Pausing, he cocked his head, as if listening to something only he could hear. “Not for a while, Anais. The future, despite what some might suggest, is not set in stone. However it runs in certain. . . paths, the trail fainter and fainter the further one looks. It splits and forks, but, if we were to follow the Will, at least as I understand it, we won’t return soon, possibly for years, possibly at all. I’ll leave a note for her, in case I miss our meeting,” he said, more to himself than Anais.

“Her?” she asked.

Her Master’s eyes went distant. “A childhood friend, from my time as a Padawan.” His eyes sharpened, almost too much, and his presence in the Force, the dark storm, seemed to freeze, crystallizing into obsidian shot through with glowing veins of dark lightning. He looked to her, then down to her breast, where her pendant hung, underneath her shirt, instructing in quiet tones, “Keep that, and it may help you one day. In many ways.” His voice hung in the air for a moment, seeming to reverberate in the air.

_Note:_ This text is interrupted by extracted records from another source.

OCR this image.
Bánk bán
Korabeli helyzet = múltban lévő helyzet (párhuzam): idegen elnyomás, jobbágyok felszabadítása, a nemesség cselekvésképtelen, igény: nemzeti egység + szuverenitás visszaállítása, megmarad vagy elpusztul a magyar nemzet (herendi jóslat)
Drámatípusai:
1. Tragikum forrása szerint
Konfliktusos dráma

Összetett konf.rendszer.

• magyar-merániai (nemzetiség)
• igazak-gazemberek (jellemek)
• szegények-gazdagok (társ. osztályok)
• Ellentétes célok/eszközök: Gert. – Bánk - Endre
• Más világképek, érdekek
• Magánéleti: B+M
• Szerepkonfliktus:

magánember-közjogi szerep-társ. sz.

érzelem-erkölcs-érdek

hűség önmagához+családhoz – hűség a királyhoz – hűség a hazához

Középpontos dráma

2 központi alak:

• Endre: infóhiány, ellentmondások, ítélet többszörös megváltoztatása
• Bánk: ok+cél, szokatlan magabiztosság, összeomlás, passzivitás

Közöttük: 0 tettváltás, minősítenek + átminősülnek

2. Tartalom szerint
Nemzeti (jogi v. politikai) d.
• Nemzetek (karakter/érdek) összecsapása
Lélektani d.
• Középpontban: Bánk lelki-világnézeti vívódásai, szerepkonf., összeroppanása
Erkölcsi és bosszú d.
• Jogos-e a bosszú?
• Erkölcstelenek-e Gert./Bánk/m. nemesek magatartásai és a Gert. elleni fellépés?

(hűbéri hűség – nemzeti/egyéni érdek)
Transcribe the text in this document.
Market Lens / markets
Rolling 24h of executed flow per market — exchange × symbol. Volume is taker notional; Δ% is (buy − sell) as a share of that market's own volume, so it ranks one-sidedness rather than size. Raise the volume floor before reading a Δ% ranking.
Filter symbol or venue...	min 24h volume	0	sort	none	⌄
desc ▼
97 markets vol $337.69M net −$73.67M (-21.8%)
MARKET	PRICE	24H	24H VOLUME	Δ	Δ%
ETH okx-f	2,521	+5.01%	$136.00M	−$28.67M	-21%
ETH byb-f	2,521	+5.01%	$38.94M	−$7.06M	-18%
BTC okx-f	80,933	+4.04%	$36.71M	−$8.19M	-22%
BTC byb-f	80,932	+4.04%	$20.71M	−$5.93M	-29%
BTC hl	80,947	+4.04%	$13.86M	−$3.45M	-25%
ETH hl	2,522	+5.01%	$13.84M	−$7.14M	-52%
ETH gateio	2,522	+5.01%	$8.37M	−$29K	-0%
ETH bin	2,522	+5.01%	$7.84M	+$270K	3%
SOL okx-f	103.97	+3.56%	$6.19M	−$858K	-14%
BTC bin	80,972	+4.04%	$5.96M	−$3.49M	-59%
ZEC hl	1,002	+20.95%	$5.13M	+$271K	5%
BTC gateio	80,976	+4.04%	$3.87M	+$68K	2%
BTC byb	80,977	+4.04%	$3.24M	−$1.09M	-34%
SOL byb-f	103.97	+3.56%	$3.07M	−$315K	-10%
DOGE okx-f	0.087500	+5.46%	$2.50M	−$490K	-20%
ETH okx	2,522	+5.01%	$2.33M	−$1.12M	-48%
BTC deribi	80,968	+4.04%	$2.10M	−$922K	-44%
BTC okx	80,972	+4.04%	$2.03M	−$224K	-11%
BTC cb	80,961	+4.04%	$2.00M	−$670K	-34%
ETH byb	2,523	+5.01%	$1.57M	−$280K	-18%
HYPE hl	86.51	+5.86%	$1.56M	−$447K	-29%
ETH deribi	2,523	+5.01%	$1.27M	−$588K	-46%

“Master?” she asked, suddenly unsure of what was happening, repressing the urge to reach up and touch the metal-encased, bloody talon.

He shook his head, blinking, and his presence returned to normal, a hint of something else peeking from inside the maelstrom, but quickly covered once more. “Just do so, Padawan,” he said, turning away. “Wash up, and start packing. We leave at dawn.”